The combination of the DevOps phenomenon and modern cloud applications is leading to an overhaul of the tools and processes required for the software development lifecycle, Sayar says.

Sumo Logic just published its fourth annual “The Continuous Intelligence Report”

“Those who were born in the cloud are becoming a little bit more centralized,” he tells Datanami. “There are a lot of shared functions versus the traditional software development lifecycle that you see in traditional enterprise — the design team, the development team, the build and release team, the operations team, and hand off to IT. That factory chain is fundamental changing. Effectively that whole lifecycle has been liposuctioned.”

For security professionals, Sumo Logic can behave like a massive cloud-based security information and event management (SIEM) tool. It serves as a data lake for storing security logs collected from a variety of systems, and its pre-canned dashboards and metrics can help people spot possible security issues, hopefully before they turn into problems.

“Think of Sumo as a cloud SIEM that takes in all the data from every source, all the alerts from every source, analyzes it and says ‘Here are the things you should pay attention to with your scarce resources,'” says David Frampton, Sumo’s vice president of security solutions. “Most security groups get to about 10% of what they ideally would wish to. So it’s a really important question of which 10% do I pay attention to.”

Business analysts can also get into the act with Sumo Logic, which can function like a business intelligence tool if you like. While Sumo Logic isn’t going to compete with the likes of established BI vendors Tableau or Qlik, or up-and-comers like SiSense, ThoughtSpot, or Looker, analysts can and do use Sumo Logic to monitor business metrics, which invariably begin life as log data generated by applications.

No matter which persona is using Sumo Logic, the company relies on patented machine learning algorithms to help it detect anomalies with large streams of event data. Customers can also build their own alerts using the Sumo Logic query language, which is described as “SQL-like.”

Company Growth

Since it was founded nine years ago, Sumo has grown into a company with more than $100 million in annual revenue. In May, Sumo closed its latest round of financing, which netted it an additional $110 million at a valuation in excess of $1 billion. The presence of scores of financial analysts in the Hyatt Regency SFO this week has raised speculation that the company could be on the path for a public offering, which is something that Sayer has talked about publicly in the past.
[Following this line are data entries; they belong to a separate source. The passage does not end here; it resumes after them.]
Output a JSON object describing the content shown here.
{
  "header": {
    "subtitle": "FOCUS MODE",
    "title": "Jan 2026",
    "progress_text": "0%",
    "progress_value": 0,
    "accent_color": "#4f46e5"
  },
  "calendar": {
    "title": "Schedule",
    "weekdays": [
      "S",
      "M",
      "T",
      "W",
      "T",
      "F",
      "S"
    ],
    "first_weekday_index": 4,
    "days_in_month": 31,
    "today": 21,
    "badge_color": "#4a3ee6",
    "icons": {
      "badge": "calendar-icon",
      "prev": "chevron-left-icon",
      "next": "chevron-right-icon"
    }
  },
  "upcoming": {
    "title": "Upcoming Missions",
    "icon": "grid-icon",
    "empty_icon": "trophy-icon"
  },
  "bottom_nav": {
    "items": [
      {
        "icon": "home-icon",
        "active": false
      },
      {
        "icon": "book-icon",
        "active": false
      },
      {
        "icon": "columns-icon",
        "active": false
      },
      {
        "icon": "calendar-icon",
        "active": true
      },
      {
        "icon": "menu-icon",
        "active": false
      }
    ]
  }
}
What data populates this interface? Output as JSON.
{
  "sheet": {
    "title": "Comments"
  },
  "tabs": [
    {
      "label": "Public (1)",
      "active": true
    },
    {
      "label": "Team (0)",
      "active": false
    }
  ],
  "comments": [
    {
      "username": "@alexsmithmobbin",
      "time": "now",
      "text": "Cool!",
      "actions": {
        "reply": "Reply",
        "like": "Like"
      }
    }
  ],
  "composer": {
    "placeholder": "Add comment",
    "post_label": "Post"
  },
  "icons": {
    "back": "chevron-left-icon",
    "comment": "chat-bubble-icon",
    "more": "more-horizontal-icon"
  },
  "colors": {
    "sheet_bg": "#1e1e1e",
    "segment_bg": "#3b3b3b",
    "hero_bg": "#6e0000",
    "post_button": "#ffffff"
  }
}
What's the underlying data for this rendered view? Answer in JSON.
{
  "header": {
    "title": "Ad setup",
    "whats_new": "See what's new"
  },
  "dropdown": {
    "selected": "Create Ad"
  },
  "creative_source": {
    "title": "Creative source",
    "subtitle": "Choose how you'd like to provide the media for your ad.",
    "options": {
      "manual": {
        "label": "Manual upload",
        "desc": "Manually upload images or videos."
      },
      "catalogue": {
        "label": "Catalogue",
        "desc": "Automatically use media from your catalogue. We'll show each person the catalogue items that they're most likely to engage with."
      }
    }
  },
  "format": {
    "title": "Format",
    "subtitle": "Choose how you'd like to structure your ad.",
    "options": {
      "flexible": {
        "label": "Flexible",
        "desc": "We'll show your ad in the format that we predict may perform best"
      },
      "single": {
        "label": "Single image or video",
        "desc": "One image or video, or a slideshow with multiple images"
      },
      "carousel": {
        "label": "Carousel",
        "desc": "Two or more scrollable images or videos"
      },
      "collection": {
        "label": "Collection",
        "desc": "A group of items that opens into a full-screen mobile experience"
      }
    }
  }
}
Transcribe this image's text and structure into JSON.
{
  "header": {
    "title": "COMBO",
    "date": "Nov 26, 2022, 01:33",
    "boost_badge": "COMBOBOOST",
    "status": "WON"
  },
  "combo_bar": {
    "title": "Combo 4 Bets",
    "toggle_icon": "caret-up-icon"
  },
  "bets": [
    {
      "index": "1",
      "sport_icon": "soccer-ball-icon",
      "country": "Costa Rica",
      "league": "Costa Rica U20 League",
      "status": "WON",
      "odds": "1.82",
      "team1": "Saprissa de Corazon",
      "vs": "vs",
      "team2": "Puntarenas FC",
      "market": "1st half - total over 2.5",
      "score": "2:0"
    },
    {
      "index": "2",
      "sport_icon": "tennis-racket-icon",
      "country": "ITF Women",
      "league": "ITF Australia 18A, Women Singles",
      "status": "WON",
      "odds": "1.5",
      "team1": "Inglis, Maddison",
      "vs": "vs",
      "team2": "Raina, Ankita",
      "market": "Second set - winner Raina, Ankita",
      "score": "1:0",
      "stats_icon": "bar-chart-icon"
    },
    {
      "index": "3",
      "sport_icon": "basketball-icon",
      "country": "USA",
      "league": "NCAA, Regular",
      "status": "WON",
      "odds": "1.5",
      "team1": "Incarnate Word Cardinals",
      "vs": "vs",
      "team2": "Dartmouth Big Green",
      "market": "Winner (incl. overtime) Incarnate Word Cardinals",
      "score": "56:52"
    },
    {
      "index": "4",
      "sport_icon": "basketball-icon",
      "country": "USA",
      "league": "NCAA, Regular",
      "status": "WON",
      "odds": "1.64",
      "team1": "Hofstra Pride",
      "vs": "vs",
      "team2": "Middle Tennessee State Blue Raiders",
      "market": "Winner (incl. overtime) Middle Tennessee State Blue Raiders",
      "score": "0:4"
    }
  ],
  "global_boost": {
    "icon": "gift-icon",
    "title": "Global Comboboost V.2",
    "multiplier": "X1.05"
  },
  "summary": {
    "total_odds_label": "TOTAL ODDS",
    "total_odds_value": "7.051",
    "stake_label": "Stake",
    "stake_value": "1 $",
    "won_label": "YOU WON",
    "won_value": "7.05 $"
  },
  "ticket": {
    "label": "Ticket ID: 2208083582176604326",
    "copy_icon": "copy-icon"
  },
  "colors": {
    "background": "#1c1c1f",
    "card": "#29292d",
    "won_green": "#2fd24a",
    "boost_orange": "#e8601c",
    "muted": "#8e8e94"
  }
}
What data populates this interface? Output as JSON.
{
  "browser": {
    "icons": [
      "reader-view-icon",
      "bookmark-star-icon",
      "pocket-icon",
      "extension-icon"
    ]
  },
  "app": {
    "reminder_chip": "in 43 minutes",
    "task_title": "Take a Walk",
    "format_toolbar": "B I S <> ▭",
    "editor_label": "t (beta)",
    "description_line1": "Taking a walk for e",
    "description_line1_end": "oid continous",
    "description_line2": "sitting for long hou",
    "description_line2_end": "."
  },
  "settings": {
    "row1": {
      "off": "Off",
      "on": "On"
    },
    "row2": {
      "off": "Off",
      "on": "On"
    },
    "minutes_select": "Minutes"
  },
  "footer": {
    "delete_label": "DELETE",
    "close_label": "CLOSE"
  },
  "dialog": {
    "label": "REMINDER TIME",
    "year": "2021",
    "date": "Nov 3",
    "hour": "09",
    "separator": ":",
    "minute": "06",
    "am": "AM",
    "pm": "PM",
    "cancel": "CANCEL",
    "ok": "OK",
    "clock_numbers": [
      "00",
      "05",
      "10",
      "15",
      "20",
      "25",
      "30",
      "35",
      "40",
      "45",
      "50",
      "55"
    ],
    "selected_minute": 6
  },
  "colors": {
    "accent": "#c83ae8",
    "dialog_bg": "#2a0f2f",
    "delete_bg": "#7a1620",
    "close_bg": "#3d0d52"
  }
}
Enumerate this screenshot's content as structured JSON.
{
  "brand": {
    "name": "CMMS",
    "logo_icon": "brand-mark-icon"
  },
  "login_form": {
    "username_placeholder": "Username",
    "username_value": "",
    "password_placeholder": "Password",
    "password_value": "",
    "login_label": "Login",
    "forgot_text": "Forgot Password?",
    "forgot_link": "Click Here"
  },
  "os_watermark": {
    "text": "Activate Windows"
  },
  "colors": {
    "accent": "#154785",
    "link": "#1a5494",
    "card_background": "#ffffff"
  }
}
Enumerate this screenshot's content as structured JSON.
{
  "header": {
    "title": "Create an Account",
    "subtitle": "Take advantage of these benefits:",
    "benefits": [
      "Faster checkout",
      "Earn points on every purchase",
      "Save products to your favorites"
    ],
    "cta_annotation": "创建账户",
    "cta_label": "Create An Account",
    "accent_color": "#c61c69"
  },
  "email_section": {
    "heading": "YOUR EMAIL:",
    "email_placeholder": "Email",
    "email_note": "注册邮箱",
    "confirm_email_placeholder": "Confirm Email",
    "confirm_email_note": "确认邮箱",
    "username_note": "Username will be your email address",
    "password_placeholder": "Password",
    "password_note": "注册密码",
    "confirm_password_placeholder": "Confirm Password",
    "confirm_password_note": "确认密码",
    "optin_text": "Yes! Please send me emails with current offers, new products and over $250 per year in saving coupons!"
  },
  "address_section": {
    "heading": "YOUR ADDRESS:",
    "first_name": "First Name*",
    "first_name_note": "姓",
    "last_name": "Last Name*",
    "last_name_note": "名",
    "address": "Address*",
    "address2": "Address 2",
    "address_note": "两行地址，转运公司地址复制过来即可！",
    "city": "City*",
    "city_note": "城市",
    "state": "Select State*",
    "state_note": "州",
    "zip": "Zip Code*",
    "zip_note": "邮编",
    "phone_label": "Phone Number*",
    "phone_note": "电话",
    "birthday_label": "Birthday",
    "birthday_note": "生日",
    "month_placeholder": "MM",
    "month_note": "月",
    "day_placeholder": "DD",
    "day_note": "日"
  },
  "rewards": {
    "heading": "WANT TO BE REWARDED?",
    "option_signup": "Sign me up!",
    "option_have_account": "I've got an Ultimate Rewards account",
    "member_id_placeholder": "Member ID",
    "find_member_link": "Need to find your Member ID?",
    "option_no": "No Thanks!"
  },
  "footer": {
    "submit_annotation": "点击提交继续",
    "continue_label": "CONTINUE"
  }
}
Sumo Logic’s GUI, called Explorer, connects users with log analytic apps

If Sumo were to go public, it would following the footsteps of two of its closest competitors, including Splunk and Elasticsearch. Of the two, Sumo’s business model is arguably closer to that of Splunk, owing to the proprietary nature of Splunk’s offering compared to Elastic’s open source approach.

Whatever becomes of its ownership, the company must deliver value for customers. Feedback from customers indicate that man are satisfied with Sumo’s offerings now, but that they would like more prescriptive guidance on how they should respond to the intelligence surfaced by Sumo, Ramanathan says.

Since Sayar first coined the term Continuous Intelligence in a blog post nearly four years ago, the idea has caught on, with Gartner and others. With a solid log collection and analysis system that works with a variety of data, the company is well-positioned to expand the scope of its solutions and help customers make better use of ever-growing streams of data.

“We’re in a fortunate position where we defined this category and we’ve become the category leader with respect to continuous intelligence,” Sayer says “The fortune news for us is we’re still early in that, despite all the success we’ve had, primarily because more and more the traditiona and enterprises are going through their digital and cloud transformations, hence need a partner and technology like Sumo. So I see continuation a lot of the same.”